Ce cher Andy, lecteur mp3 aux oreilles, qui semblait plutôt content de nous voir.
- Tiens salut les gars, c’est cool qu’on soit dans le même compartiment
- Oué , le hasard fait bien les choses
Cependant, la présence de Andy m’empêchait de parler librement à Lucas de mes histoires. Je ne voulais pas que mes petites aventures se propagent . Lucas dut alors se résigner à attendre pendant que moi, j’étais plongé dans mes pensées.
Au fur et à mesure du voyage, une envie pressante d’aller aux toilettes grandissait en moi et je fus contraint d’aller soulager ma vessie.
J’allai ouvrir la porte mais cette dernière était fermée.
- Et merde, me manque plus qu’a attendre et à fermer le robinet.
Dés que la porte s’ouvrit, je m’engouffrai tel un fauve dans les W.C, ne faisant guère attention à celui qui venait de sortir .
Ouf, c’est fou ce que ça soulage.
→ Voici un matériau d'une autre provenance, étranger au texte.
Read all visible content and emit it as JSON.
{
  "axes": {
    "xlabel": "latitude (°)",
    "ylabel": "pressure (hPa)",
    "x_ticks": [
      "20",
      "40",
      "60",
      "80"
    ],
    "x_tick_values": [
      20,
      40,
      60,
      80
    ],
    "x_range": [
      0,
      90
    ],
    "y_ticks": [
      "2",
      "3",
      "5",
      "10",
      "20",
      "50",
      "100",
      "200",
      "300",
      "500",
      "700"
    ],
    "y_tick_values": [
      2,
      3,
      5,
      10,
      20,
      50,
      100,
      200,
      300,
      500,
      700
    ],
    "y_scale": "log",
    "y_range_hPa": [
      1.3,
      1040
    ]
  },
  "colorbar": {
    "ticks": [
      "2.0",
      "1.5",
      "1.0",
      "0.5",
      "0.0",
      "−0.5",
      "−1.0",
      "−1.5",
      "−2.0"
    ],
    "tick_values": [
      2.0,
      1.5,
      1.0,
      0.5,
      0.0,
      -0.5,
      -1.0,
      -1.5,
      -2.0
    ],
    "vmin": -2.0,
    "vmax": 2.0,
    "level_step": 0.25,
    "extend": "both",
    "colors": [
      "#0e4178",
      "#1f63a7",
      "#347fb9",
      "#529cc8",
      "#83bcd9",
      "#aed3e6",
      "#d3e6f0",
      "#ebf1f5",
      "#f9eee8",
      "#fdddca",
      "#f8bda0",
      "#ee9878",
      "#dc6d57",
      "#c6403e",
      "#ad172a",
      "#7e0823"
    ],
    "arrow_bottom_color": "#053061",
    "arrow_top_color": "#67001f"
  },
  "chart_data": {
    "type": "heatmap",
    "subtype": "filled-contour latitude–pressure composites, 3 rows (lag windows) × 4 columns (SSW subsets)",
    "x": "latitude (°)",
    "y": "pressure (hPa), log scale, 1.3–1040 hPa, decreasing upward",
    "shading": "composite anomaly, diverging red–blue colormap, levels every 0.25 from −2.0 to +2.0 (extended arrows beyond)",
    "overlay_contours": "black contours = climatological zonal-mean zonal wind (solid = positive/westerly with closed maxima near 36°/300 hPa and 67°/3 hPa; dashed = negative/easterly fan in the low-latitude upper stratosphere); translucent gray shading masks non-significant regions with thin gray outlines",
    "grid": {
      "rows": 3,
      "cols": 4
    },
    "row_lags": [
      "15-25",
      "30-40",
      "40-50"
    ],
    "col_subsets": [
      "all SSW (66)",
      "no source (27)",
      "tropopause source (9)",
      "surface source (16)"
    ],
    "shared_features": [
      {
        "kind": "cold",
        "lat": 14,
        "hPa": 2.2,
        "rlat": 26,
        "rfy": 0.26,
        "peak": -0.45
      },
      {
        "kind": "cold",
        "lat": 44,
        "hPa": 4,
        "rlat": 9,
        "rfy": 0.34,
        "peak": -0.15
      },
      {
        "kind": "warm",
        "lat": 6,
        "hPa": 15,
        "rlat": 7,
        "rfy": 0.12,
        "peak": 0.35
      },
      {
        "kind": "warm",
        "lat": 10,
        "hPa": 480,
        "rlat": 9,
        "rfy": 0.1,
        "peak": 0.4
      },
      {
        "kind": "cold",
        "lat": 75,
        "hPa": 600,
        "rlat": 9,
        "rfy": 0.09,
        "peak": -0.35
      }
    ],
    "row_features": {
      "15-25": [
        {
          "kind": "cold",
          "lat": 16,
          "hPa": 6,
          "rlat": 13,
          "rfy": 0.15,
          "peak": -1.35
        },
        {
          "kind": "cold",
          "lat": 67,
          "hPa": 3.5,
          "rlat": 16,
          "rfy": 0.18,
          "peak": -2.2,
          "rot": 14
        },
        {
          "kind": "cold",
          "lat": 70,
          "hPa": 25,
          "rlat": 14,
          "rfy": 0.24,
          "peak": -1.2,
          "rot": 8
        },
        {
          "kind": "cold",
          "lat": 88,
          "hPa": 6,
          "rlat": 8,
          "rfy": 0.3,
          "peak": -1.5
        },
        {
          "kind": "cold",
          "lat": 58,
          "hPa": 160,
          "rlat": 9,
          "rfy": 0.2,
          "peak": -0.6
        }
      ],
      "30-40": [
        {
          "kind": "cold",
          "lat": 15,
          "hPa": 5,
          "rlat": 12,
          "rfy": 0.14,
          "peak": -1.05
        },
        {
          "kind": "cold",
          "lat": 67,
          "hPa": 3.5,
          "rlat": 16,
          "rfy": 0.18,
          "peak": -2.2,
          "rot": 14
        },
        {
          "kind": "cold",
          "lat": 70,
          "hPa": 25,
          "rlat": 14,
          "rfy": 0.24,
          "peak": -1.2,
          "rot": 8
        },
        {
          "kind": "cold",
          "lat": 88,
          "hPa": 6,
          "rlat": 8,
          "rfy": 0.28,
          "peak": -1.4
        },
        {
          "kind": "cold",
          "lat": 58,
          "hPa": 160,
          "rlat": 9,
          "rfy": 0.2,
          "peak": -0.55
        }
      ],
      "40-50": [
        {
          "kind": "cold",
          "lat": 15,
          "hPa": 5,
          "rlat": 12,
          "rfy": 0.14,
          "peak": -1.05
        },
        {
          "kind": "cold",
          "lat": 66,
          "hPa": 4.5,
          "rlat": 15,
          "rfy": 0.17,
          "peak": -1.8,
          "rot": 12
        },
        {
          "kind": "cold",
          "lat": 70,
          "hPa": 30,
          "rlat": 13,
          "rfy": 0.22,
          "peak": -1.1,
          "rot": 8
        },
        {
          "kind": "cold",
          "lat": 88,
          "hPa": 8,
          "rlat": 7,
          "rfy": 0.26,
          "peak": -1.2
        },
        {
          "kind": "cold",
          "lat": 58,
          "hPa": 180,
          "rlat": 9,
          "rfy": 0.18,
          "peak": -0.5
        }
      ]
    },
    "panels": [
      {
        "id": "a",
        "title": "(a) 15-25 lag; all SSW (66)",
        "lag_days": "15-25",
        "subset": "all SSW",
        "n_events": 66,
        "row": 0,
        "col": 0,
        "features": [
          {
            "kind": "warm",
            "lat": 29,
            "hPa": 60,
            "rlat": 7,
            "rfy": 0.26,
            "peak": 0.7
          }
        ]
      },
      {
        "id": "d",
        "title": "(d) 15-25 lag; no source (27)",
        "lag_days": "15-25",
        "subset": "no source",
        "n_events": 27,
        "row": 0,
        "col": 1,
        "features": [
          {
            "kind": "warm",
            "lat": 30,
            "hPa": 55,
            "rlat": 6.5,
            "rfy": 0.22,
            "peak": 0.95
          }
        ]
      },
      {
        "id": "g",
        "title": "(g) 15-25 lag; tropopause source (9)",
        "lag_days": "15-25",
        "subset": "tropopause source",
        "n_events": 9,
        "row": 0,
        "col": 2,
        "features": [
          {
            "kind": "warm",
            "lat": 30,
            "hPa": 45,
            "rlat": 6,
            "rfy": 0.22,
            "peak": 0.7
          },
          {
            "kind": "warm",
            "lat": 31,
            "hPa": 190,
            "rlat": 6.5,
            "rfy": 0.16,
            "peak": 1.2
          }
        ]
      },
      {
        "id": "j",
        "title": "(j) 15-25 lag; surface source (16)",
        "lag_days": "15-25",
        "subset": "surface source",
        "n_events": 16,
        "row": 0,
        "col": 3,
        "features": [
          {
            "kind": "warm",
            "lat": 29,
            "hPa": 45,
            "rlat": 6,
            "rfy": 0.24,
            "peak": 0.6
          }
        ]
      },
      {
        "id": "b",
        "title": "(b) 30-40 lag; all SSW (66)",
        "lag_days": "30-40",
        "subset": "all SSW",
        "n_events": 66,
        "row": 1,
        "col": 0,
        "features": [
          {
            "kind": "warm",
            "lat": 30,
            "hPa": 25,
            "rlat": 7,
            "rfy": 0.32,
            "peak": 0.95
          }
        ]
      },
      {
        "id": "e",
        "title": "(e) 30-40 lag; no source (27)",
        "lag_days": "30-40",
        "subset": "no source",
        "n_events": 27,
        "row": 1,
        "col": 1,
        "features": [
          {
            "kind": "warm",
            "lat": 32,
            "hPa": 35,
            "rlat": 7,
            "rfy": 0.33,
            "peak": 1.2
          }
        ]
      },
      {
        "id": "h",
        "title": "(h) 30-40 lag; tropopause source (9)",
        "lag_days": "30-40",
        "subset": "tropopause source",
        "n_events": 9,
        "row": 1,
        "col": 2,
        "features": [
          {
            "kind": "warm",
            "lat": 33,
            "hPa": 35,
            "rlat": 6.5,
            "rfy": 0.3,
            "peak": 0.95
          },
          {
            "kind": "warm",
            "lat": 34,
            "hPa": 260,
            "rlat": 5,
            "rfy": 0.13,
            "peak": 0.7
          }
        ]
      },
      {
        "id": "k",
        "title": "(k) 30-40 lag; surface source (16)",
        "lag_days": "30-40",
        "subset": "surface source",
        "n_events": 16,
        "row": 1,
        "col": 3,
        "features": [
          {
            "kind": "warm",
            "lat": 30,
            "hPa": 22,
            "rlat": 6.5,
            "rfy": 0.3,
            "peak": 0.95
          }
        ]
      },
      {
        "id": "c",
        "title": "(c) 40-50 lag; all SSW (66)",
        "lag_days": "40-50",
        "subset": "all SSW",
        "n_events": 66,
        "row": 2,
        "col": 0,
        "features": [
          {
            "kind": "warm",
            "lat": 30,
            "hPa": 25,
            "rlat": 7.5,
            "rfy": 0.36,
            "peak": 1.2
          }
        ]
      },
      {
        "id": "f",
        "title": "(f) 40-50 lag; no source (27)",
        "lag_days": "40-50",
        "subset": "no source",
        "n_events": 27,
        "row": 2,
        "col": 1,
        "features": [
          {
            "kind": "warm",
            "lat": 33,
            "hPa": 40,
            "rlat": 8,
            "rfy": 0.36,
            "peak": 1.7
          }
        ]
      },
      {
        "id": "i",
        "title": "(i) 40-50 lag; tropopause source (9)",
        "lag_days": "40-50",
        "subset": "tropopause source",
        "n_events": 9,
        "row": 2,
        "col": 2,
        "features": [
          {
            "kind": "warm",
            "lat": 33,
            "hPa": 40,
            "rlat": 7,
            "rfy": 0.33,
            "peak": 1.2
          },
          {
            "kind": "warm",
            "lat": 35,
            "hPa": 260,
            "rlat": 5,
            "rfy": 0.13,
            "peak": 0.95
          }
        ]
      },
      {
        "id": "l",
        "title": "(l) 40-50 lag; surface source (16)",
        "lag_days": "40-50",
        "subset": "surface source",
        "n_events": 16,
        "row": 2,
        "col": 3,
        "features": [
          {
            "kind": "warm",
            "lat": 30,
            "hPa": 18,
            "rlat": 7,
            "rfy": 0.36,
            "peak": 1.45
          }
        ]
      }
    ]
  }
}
On se sent vraiment plus léger après.
Après m’être lavé les mains, j’avais l’intention de repartir à place mais Lucas bondit alors devant moi, me poussant dans l’angle de mur.
- Et du calme, qu’est ce qui se passe ?
- On a un problème ou plutôt tu as un problème.
- Peut tu être plus explicite. ?
- Ambre m’a parlé tout à l’heure car elle avait pas le courage de te le dire en face. En fait, elle préfère t’éviter pour l’instant et plus te parler, tu lui rappelle trop de mauvais souvenirs…. Et son ancien amour.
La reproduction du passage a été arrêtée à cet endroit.